The thing is this: Causality is, as already pointed out by David Hume, a concept invented and used by the human mind in order to make predictions, not a universal property of an independent reality. As such, there will be limits to its applicability, and the standard interpretation is that quantum physics has reached that limit.

As long as it introduces no new predictions that differ from standard quantum mechanics, Everett- and Bohm-like theories seem more like an ideological metaphysical superstructure intended to salvage a philosophical outlook which seems to be untenable anyway.

Of course, the moment they do come up with different predictions is the moment they start becoming interesting as physical theories. The Bohm pilot wave theory did come up with some different predictions (and are, I believe, disproven). The decoherence/Everett theories not yet. If they don’t result in different predictions, standard QM will be preferred by most physicists because it is simpler and more elegant.

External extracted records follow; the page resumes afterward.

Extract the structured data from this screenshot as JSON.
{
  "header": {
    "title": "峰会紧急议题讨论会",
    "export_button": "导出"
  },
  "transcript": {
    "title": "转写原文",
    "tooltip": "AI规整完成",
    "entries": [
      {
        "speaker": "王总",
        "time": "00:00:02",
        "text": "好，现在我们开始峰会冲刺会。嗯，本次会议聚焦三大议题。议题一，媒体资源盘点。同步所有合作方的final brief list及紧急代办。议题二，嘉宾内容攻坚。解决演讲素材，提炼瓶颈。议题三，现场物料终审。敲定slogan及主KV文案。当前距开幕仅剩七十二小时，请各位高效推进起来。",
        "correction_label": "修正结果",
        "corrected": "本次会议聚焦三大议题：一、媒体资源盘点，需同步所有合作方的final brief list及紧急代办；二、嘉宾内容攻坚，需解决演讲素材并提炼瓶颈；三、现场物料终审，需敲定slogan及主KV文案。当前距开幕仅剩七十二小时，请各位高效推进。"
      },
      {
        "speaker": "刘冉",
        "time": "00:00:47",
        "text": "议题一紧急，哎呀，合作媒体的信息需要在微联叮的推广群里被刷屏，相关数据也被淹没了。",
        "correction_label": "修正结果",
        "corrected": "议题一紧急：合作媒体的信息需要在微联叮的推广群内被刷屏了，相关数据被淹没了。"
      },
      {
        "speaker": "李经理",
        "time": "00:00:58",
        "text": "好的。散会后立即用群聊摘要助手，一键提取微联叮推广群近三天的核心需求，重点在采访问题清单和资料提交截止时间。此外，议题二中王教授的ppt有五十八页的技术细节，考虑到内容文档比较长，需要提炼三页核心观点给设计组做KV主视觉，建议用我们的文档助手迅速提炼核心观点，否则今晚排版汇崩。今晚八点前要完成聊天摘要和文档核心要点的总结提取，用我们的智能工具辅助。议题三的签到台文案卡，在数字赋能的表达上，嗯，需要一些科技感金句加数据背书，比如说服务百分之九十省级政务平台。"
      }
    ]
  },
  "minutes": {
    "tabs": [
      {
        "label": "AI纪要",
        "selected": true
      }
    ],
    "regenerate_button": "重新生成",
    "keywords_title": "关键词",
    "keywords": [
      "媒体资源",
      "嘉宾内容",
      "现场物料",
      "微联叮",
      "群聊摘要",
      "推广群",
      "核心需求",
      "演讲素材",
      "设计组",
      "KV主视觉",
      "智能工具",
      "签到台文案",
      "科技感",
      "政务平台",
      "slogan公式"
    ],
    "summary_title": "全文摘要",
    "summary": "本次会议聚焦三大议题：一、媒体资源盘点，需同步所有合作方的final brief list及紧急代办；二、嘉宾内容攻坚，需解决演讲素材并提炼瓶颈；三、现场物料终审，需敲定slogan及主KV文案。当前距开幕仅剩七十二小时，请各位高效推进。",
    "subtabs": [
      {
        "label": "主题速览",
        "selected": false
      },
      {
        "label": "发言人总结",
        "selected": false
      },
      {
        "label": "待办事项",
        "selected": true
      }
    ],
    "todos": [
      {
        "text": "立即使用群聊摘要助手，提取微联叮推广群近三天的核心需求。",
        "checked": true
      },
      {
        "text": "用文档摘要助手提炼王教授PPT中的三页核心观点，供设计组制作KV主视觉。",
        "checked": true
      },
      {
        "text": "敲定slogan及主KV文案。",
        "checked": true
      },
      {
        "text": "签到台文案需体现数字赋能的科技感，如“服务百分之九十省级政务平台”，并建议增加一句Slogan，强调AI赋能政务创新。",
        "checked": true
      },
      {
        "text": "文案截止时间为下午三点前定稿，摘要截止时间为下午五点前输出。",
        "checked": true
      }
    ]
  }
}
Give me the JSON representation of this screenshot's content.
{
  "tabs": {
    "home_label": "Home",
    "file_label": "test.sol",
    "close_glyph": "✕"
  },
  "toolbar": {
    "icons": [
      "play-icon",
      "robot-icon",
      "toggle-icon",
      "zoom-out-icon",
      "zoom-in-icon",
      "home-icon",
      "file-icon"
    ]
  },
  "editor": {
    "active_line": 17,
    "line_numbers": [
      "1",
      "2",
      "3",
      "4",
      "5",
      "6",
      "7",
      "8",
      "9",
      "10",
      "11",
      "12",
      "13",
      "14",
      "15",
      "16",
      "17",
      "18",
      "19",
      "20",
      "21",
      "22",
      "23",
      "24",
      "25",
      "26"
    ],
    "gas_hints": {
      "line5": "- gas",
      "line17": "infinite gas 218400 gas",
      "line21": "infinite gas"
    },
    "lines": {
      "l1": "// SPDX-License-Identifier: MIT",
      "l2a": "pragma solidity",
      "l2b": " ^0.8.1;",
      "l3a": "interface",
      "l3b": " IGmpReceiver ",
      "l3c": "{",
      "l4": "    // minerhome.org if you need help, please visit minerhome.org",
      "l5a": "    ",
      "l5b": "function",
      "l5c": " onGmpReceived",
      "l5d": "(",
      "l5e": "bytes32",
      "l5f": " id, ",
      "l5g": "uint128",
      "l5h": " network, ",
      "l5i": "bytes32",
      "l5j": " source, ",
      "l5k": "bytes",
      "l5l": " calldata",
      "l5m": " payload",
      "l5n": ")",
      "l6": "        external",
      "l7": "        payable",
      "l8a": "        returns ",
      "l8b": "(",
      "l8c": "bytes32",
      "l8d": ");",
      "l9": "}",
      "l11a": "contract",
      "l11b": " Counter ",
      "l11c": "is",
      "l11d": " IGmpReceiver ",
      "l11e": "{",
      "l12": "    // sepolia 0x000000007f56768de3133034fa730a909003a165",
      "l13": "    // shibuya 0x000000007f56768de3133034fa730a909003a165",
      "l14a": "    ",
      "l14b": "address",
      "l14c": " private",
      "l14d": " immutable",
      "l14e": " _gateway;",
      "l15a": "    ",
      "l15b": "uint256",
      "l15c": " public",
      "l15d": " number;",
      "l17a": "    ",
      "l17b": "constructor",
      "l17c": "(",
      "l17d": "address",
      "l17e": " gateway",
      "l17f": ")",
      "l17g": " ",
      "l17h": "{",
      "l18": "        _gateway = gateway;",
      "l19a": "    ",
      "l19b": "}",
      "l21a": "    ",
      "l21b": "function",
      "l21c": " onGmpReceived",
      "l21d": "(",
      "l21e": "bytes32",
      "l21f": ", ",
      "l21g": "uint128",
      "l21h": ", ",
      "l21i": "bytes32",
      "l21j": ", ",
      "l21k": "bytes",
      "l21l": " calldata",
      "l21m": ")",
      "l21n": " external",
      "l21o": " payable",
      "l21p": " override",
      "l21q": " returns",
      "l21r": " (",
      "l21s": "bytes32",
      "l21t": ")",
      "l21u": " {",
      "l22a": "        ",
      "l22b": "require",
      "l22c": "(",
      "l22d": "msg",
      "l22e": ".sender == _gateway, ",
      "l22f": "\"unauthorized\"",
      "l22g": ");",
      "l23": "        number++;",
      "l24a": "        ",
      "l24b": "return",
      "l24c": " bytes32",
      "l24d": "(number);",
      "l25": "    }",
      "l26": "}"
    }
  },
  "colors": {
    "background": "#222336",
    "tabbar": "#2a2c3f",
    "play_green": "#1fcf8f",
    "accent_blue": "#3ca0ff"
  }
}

That’s a misunderstanding. Decoherence theories do not “introduce” the UWF; it’s already there in standard QM. What decoherence theories do is they discard the metaphysical superstructure of “collapse”, whereby branches of the UWF somehow (inexplicably) disappear, a-causally, and then get ignored. Decoherence theories are more elegant and parsimonious on a theoretical level, which is why they are preferred by many. As an example, please explain succinctly in a couple of sentences what causes the collapse of UWF in standard QM, and /or when it collapses, without using ill-defined terms such as “observation”. The “measurement problem” has never been resolved in collapse theories, it just gets swept under the rug. PS, I do not believe the pilot wave theory has been disproven. However it does indeed introduce some rather questionable entities, the “beables”.